When God changed Abram’s name to Abraham: that is from “a high father” to the “father of many nations”; he did far more than alter the way this man of faith should be called. He made it clear that he was giving Abraham a new identity and a new role in history. And God ratified that role by entering into a covenant with him.
This wasn’t the first-time God made a covenant. This was a deepening of two previous covenants he had made with his chosen people. The first covenant stretches back to the beginning of the world, when God blessed Adam and invited him to join in his creative work by being fruitful, by ruling over the earth, and by resting on the seventh day.
Later, when he made a covenant with Noah, God deepened his relationship with us in two important ways. First, he made provision for our sin by saying that we would bear responsibility for our wrongdoing. Second, he promised never to exact the complete punishment our sins deserved by destroying the world.
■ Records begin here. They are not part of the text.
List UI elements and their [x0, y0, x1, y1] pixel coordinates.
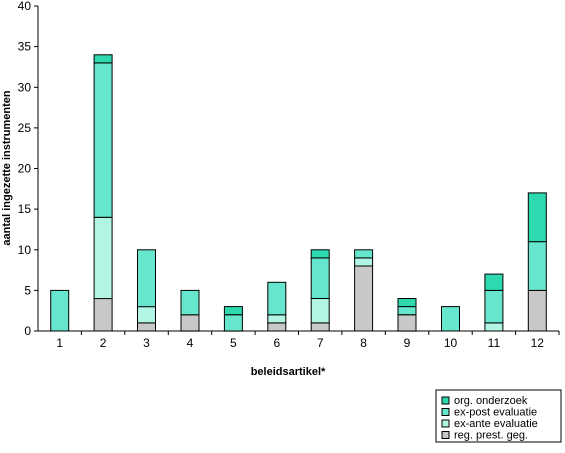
legend-frame: [435, 389, 562, 443]
legend-swatch: [441, 396, 450, 405]
x-tick-label: 6: [273, 336, 280, 350]
x-tick-label: 12: [531, 336, 545, 350]
y-tick-label: 40: [18, 0, 32, 13]
bar-segment: [93, 216, 113, 300]
bar-segment: [441, 306, 460, 332]
x-tick-label: 11: [488, 336, 501, 350]
x-tick-label: 8: [360, 336, 367, 350]
y-tick-label: 30: [18, 80, 32, 94]
bar-segment: [137, 322, 156, 332]
y-tick-label: 35: [18, 40, 32, 54]
x-tick-label: 5: [230, 336, 237, 350]
y-tick-label: 10: [18, 243, 32, 257]
bar-segment: [527, 241, 547, 291]
bar-segment: [137, 306, 156, 324]
x-axis-title: beleidsartikel*: [251, 366, 326, 378]
bar-segment: [267, 314, 287, 324]
bar-segment: [527, 192, 547, 243]
bar-segment: [180, 289, 200, 316]
bar-segment: [223, 314, 243, 332]
legend-swatch: [441, 419, 450, 428]
bar-segment: [50, 289, 70, 332]
y-tick-label: 15: [18, 202, 32, 216]
plot-area: [50, 54, 547, 332]
bar-segment: [310, 298, 330, 324]
x-tick-label: 1: [56, 336, 63, 350]
y-tick-label: 0: [24, 324, 31, 338]
bar-segment: [354, 257, 374, 267]
bar-segment: [93, 298, 113, 332]
bar-segment: [137, 249, 156, 308]
bar-segment: [223, 306, 243, 316]
bar-segment: [354, 249, 374, 259]
bar-segment: [484, 289, 504, 324]
x-tick-label: 3: [143, 336, 150, 350]
bar-segment: [267, 281, 287, 316]
legend-swatch: [441, 408, 450, 416]
legend-label: ex-post evaluatie: [454, 407, 537, 419]
bar-segment: [310, 322, 330, 332]
bar-segment: [180, 314, 200, 332]
bar-segment: [484, 273, 504, 291]
y-tick-label: 25: [18, 121, 32, 135]
legend-label: org. onderzoek: [454, 395, 528, 407]
bar-segment: [397, 314, 417, 332]
bar-segment: [397, 298, 417, 308]
bar-segment: [93, 54, 113, 64]
x-tick-label: 9: [404, 336, 411, 350]
bar-segment: [527, 289, 547, 332]
x-tick-label: 4: [187, 336, 194, 350]
y-tick-label: 20: [18, 162, 32, 176]
x-tick-label: 7: [317, 336, 324, 350]
legend-swatch: [441, 431, 450, 439]
bar-segment: [310, 249, 330, 259]
bar-segment: [310, 257, 330, 299]
bar-segment: [484, 322, 504, 332]
legend-label: reg. prest. geg.: [454, 430, 528, 442]
bar-segment: [397, 306, 417, 316]
bar-segment: [93, 62, 113, 218]
x-tick-label: 2: [100, 336, 107, 350]
legend-label: ex-ante evaluatie: [454, 418, 538, 430]
bar-segment: [354, 265, 374, 332]
y-tick-label: 5: [24, 283, 31, 297]
bar-segment: [267, 322, 287, 332]
x-tick-label: 10: [444, 336, 458, 350]
y-axis-title: aantal ingezette instrumenten: [1, 90, 13, 246]
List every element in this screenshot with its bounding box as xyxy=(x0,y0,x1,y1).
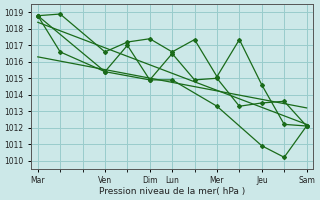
X-axis label: Pression niveau de la mer( hPa ): Pression niveau de la mer( hPa ) xyxy=(99,187,245,196)
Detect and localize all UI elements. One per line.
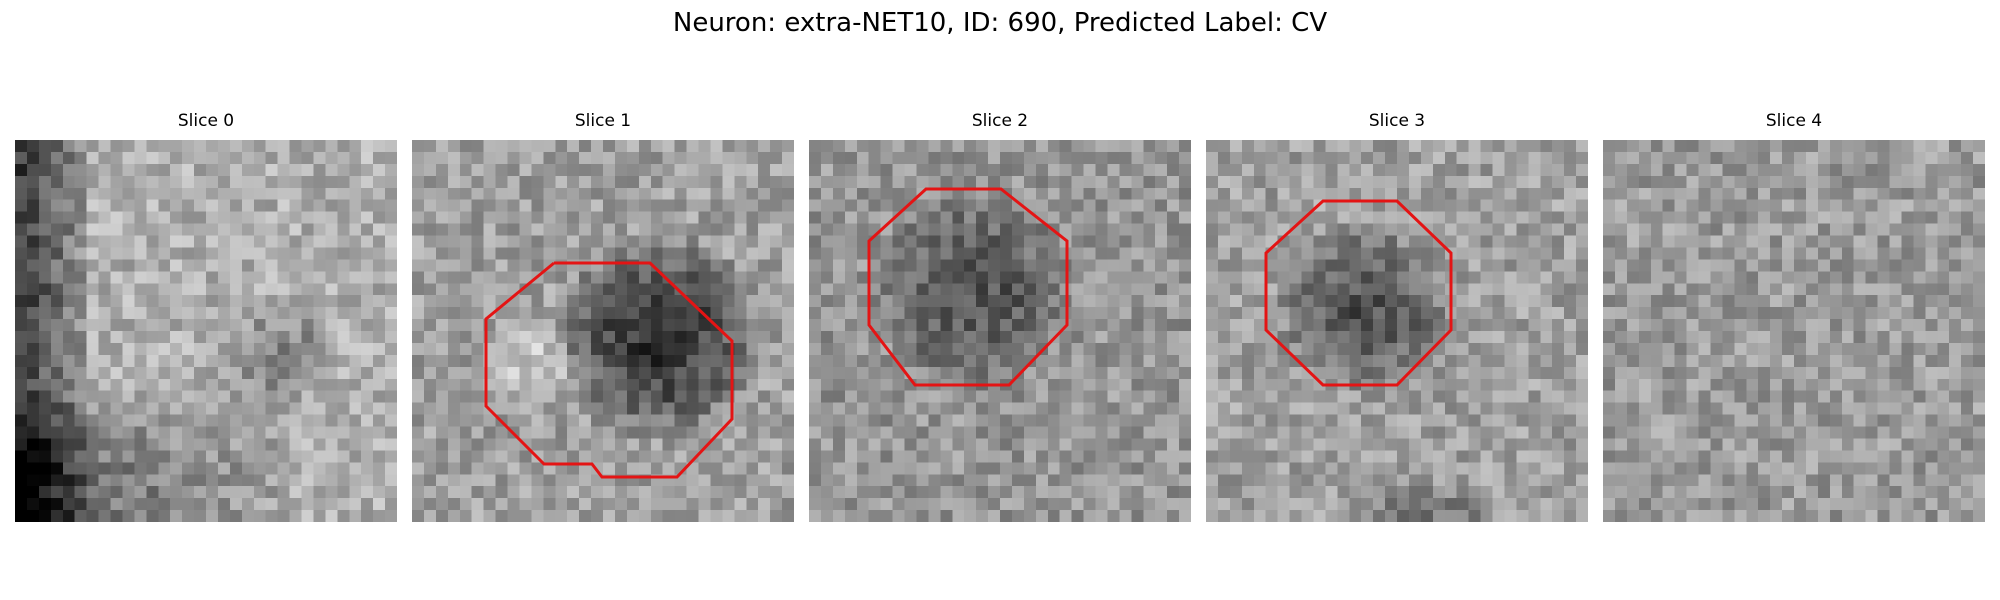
slice-panel-0: Slice 0: [15, 110, 397, 522]
slice-1-canvas: [412, 140, 794, 522]
slice-title: Slice 4: [1765, 111, 1823, 131]
contour-overlay: [484, 261, 734, 479]
contour-overlay: [867, 187, 1069, 387]
contour-line: [867, 187, 1069, 387]
slice-panel-2: Slice 2: [809, 110, 1191, 522]
slice-panel-1: Slice 1: [412, 110, 794, 522]
slice-title: Slice 1: [574, 111, 632, 131]
slice-image: [412, 140, 794, 522]
contour-line: [1264, 199, 1453, 387]
contour-overlay: [1264, 199, 1453, 387]
slice-image: [809, 140, 1191, 522]
slice-0-canvas: [15, 140, 397, 522]
slice-panel-3: Slice 3: [1206, 110, 1588, 522]
slice-image: [15, 140, 397, 522]
slice-3-canvas: [1206, 140, 1588, 522]
slice-panel-4: Slice 4: [1603, 110, 1985, 522]
figure-title: Neuron: extra-NET10, ID: 690, Predicted …: [672, 8, 1328, 38]
slice-image: [1206, 140, 1588, 522]
contour-line: [484, 261, 734, 479]
slice-4-canvas: [1603, 140, 1985, 522]
slice-title: Slice 3: [1368, 111, 1426, 131]
slice-title: Slice 2: [971, 111, 1029, 131]
slice-title: Slice 0: [177, 111, 235, 131]
slice-image: [1603, 140, 1985, 522]
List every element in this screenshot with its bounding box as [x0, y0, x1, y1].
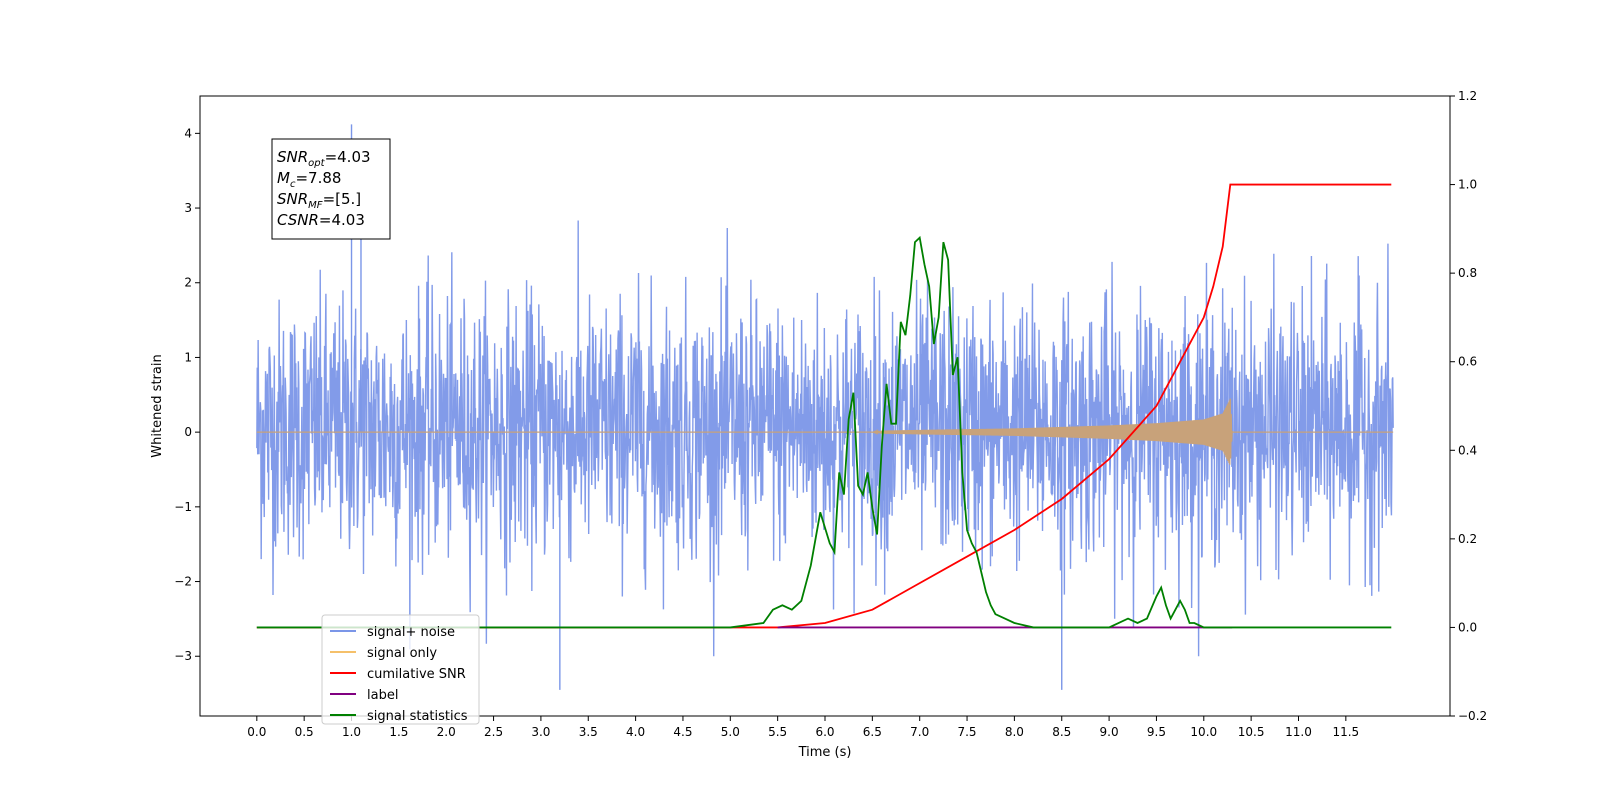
- annotation-line: SNRopt=4.03: [277, 148, 371, 169]
- y-axis-left: −3 −2 −1 0 1 2 3 4: [174, 126, 200, 663]
- x-tick-label: 0.0: [247, 725, 266, 739]
- y2-tick-label: 1.2: [1458, 89, 1477, 103]
- x-tick-label: 8.0: [1005, 725, 1024, 739]
- x-tick-label: 7.5: [957, 725, 976, 739]
- legend-frame: [321, 614, 480, 725]
- y-tick-label: −2: [174, 575, 192, 589]
- y2-tick-label: 0.0: [1458, 620, 1477, 634]
- x-tick-label: 1.0: [342, 725, 361, 739]
- annotation-line: SNRMF=[5.]: [277, 190, 361, 211]
- legend-label: signal only: [367, 646, 437, 661]
- x-tick-label: 3.0: [531, 725, 550, 739]
- x-tick-label: 4.5: [673, 725, 692, 739]
- y-tick-label: 3: [184, 201, 192, 215]
- y-axis-label: Whitened strain: [150, 354, 165, 457]
- legend-label: cumilative SNR: [367, 667, 466, 682]
- series-cumilative-snr: [256, 183, 1392, 629]
- x-tick-label: 3.5: [579, 725, 598, 739]
- x-tick-label: 11.5: [1332, 725, 1359, 739]
- y2-tick-label: 0.2: [1458, 532, 1477, 546]
- x-tick-label: 5.0: [721, 725, 740, 739]
- x-axis-label: Time (s): [798, 745, 852, 760]
- x-tick-label: 4.0: [626, 725, 645, 739]
- legend-label: signal+ noise: [367, 625, 455, 640]
- x-tick-label: 6.0: [815, 725, 834, 739]
- annotation-line: Mc=7.88: [277, 169, 341, 190]
- x-tick-label: 2.0: [437, 725, 456, 739]
- y2-tick-label: 0.6: [1458, 355, 1477, 369]
- series-signal-statistics: [256, 235, 1392, 629]
- x-tick-label: 9.5: [1147, 725, 1166, 739]
- x-tick-label: 10.0: [1190, 725, 1217, 739]
- x-tick-label: 6.5: [863, 725, 882, 739]
- x-axis: 0.0 0.5 1.0 1.5 2.0 2.5 3.0 3.5 4.0 4.5 5.0 5.5 6.0 6…: [247, 716, 1359, 739]
- y2-tick-label: 1.0: [1458, 178, 1477, 192]
- y-tick-label: 0: [184, 425, 192, 439]
- x-tick-label: 7.0: [910, 725, 929, 739]
- x-tick-label: 10.5: [1238, 725, 1265, 739]
- y-axis-right: −0.2 0.0 0.2 0.4 0.6 0.8 1.0 1.2: [1450, 89, 1487, 723]
- x-tick-label: 2.5: [484, 725, 503, 739]
- x-tick-label: 5.5: [768, 725, 787, 739]
- y-tick-label: −3: [174, 649, 192, 663]
- series-signal-only: [256, 398, 1394, 465]
- x-tick-label: 0.5: [295, 725, 314, 739]
- series-layer: [256, 124, 1394, 690]
- plot-area: [256, 124, 1394, 690]
- y2-tick-label: 0.4: [1458, 443, 1477, 457]
- y-tick-label: 2: [184, 276, 192, 290]
- y-tick-label: 4: [184, 126, 192, 140]
- y-tick-label: 1: [184, 350, 192, 364]
- x-tick-label: 1.5: [389, 725, 408, 739]
- y2-tick-label: −0.2: [1458, 709, 1487, 723]
- legend-label: label: [367, 688, 398, 703]
- annotation-line: CSNR=4.03: [277, 211, 365, 229]
- y-tick-label: −1: [174, 500, 192, 514]
- x-tick-label: 11.0: [1285, 725, 1312, 739]
- y2-tick-label: 0.8: [1458, 266, 1477, 280]
- x-tick-label: 9.0: [1100, 725, 1119, 739]
- annotation-frame: [271, 138, 391, 240]
- legend-label: signal statistics: [367, 709, 468, 724]
- x-tick-label: 8.5: [1052, 725, 1071, 739]
- legend: signal+ noise signal only cumilative SNR la…: [321, 614, 480, 725]
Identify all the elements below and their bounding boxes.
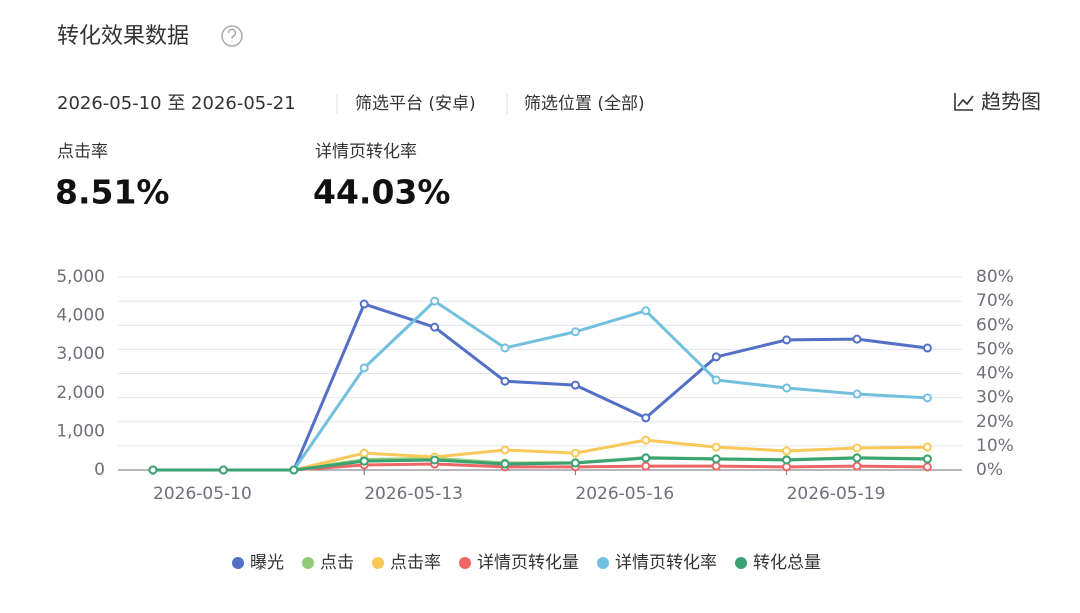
legend-dot [372, 557, 384, 569]
point [782, 383, 792, 393]
point [852, 453, 862, 463]
point [570, 380, 580, 390]
legend-label: 点击率 [390, 553, 441, 573]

Now, in his covenant with Abraham, God deepened his relationship with his people yet again. This time, he focused his covenant on the formation of a specific people who would live exclusively for the purposes of God. This special people—the children of Abraham—would be given the privilege of knowing him, praising him, and serving him with their lives.
Today, we are heirs of the covenants God made with Adam, Noah, and Abraham. Like them, we too are called to be set apart and made holy for God’s purposes. And even better, our covenant was deepened immeasurably when it was signed in the blood of Christ. Just as he said to our ancestors in faith, God wants to tell us that he is with us and wants to pour out his grace upon us. And in response to so great a promise we give God our thanks and our worship.